Lady Tar Heels Drop Tough OT Contest
WINSTON-SALEM, N.C. – Four Tar Heels scored in double-figures but it wasn’t quite enough to get a win at Wake Forest Sunday afternoon, as the UNC women’s basketball team fall 82-79 in overtime to the Demon Deacons at Lawrence Joel Veterans Memorial Coliseum.
Senior Madinah Muhammad scored 21 points and senior Taylor Koenen had 17 points and 11 rebounds for her fourth double-double of the season. Senior guard Shayla Bennett added 16 points and led UNC with five assists. Freshman Malu Tshitenge had 12 points on 5-for-7 shooting and grabbed eight rebounds.
Carolina fell to 16-11 overall and 7-9 in Atlantic Coast Conference play with its fifth consecutive loss. The Tar Heels play their third road game in a row on Thursday at Notre Dame.

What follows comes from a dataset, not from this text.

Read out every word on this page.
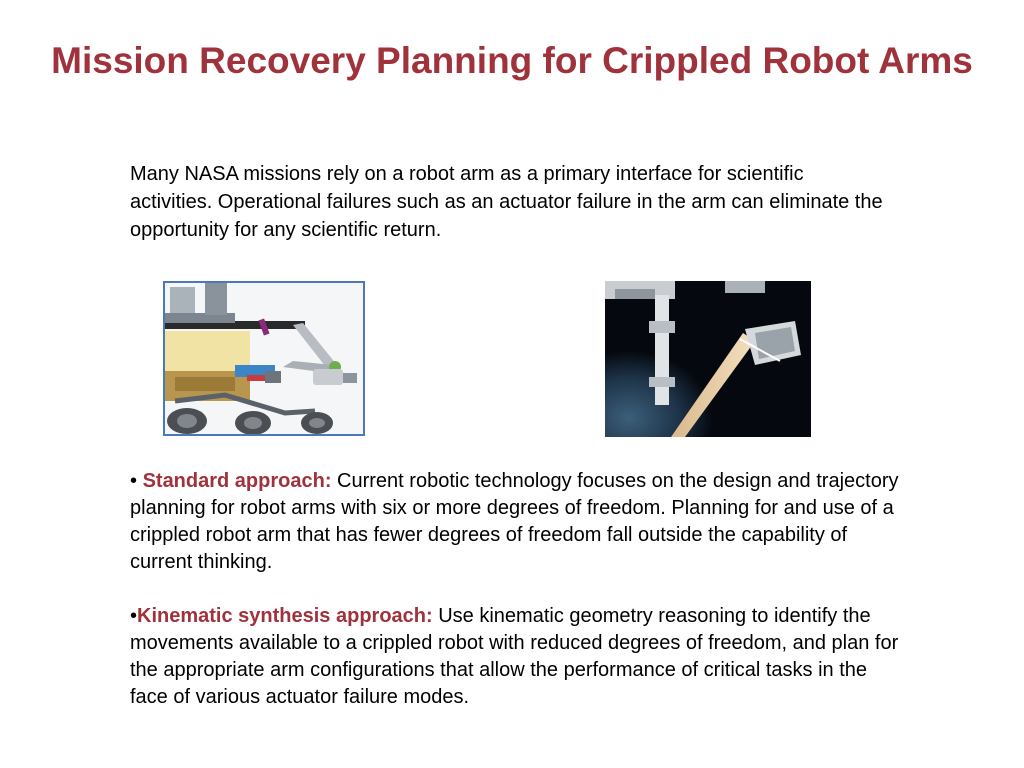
Mission Recovery Planning for Crippled Robot Arms
Many NASA missions rely on a robot arm as a primary interface for scientific activities. Operational failures such as an actuator failure in the arm can eliminate the opportunity for any scientific return.
• Standard approach: Current robotic technology focuses on the design and trajectory planning for robot arms with six or more degrees of freedom. Planning for and use of a crippled robot arm that has fewer degrees of freedom fall outside the capability of current thinking.
•Kinematic synthesis approach: Use kinematic geometry reasoning to identify the movements available to a crippled robot with reduced degrees of freedom, and plan for the appropriate arm configurations that allow the performance of critical tasks in the face of various actuator failure modes.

“There are a lot of good takeaways,” UNC coach Courtney Banghart said. “Obviously if you win that game you feel a little different but as I told them in the locker room, there were some games in this losing streak when I felt frustrated. I’m not frustrated (today), I’m disappointed.

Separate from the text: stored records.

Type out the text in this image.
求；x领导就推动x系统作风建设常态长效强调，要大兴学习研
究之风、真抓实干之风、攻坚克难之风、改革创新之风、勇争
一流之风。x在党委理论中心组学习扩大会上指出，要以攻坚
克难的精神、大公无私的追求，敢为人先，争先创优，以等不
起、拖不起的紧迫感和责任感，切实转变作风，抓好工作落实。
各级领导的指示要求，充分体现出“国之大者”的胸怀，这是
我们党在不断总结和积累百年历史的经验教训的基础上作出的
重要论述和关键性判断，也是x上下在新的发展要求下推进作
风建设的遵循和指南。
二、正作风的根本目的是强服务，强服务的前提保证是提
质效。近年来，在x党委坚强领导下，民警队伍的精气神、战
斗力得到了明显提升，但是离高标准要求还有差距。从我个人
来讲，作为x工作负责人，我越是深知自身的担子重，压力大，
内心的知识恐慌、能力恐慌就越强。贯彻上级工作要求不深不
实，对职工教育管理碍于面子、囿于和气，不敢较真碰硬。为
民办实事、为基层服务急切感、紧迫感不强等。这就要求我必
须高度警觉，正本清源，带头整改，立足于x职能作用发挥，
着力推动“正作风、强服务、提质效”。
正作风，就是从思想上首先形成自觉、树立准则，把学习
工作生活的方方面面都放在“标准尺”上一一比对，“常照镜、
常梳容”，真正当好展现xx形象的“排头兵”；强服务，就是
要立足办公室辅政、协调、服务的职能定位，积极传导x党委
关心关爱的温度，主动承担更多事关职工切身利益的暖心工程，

“This was urgent, this was cohesive, this was tough. That’s what we want to be about.”
UNC was without its leading scorer and rebounder, junior center Janelle Bailey, who was on the bench with an injury. Her absence necessitated the first starting lineup change all season, as junior guard Leah Church started in Bailey’s place. A total of seven Tar Heels played in the win.
Wake jumped ahead from the start and led by 10, 16-6, with 2:41 to play in the first quarter, when the Demon Deacons shot 56.3 percent from the field to UNC’s 40 percent. The Tar Heels trailed by six going into the second period but quickly closed the margin to two after back-to-back buckets by freshman Nia Daniel, the second with 7:52 to play until halftime.

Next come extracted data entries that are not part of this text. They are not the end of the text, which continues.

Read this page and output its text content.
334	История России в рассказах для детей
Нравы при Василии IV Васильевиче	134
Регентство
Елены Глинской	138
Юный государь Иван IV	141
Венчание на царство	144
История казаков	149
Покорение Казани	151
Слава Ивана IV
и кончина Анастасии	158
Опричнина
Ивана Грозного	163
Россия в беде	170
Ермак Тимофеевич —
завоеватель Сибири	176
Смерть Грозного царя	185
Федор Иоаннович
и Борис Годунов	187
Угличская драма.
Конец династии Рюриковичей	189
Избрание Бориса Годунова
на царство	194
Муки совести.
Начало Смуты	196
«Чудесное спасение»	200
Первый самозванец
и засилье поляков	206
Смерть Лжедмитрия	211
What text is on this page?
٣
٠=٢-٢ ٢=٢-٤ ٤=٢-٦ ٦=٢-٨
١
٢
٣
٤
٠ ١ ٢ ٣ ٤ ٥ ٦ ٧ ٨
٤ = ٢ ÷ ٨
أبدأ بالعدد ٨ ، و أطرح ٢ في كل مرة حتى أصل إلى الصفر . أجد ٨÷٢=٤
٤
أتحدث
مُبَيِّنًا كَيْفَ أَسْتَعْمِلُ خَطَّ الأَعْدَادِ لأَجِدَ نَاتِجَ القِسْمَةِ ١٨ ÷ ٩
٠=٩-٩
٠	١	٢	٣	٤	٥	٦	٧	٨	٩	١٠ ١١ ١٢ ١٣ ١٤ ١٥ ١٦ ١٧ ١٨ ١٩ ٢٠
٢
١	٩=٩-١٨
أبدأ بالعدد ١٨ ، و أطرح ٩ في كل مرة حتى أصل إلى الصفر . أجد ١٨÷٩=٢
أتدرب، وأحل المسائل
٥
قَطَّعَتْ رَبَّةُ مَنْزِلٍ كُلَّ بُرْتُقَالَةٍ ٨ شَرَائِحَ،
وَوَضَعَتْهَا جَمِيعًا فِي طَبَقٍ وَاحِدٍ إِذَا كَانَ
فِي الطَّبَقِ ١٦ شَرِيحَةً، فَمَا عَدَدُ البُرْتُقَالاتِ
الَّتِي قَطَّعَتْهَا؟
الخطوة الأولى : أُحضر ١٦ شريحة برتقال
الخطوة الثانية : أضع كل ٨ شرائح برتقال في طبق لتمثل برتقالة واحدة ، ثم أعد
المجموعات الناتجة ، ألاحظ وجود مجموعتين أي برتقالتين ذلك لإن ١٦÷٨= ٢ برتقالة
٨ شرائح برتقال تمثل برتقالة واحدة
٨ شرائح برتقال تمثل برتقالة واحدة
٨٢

Daniel came off the bench to equal her season-high with eight points on a season-high 22 minutes of play. A total of seven players saw action for UNC, with freshman Kennady Tucker also coming off the bench.
The Tar Heels trailed by four at the break, although they went into the locker room thinking it was three. A shot by Muhammad had been called a three-pointer but was reviewed and ruled a two to make it 31-27 at halftime.
In fact, neither team hit one from long-range until the closing minutes of regulation and were a combined 0-for-14 up to that point. With 1:17 to play, Muhammad hit the first one of the game to put UNC up by three, 62-59. After Wake answered to make it a one-point game, Muhammad scored on a layup to again put the Tar Heels up three with 22 seconds to play.
“I just took what the defense gave me,” Muhammad said. “I think we did a good job playing together – we adapted.”
The Tar Heels still held a three-point lead, 68-65, in the closing seconds before Wake’s Gina Conti hit her team’s first three-pointer of the afternoon with 3.1 seconds on the clock to tie it at 68-68 and ultimately send the game into overtime.
The OT was UNC’s second of the season, following at win at Georgia Tech a month ago. This extra period didn’t go as well, as WFU made four of its six shots to outscore UNC 14-11 and capture the win. Carolina had 14 field goal attempts in the five-minute period, including four on one possession, but made five of them, 35.7 percent. UNC was 0-for-1 from the foul line while Wake was 5-for-9.
“It was a possession game throughout,” Banghart said. “Players make plays, and they made more than we did.”
Koenen missed her first 11 shots of the day, but hit her first on a rebound of her own miss midway through the second quarter and was 3-for-8 after that. She went 11-for-14 from the foul line for career highs in both makes and attempts. Both figures are team highs this year.
The Tar Heels got off 80 shots, second highest of the year and their highest in ACC play. The team’s three-point percentage (2-14, .143) was the second-lowest of the season.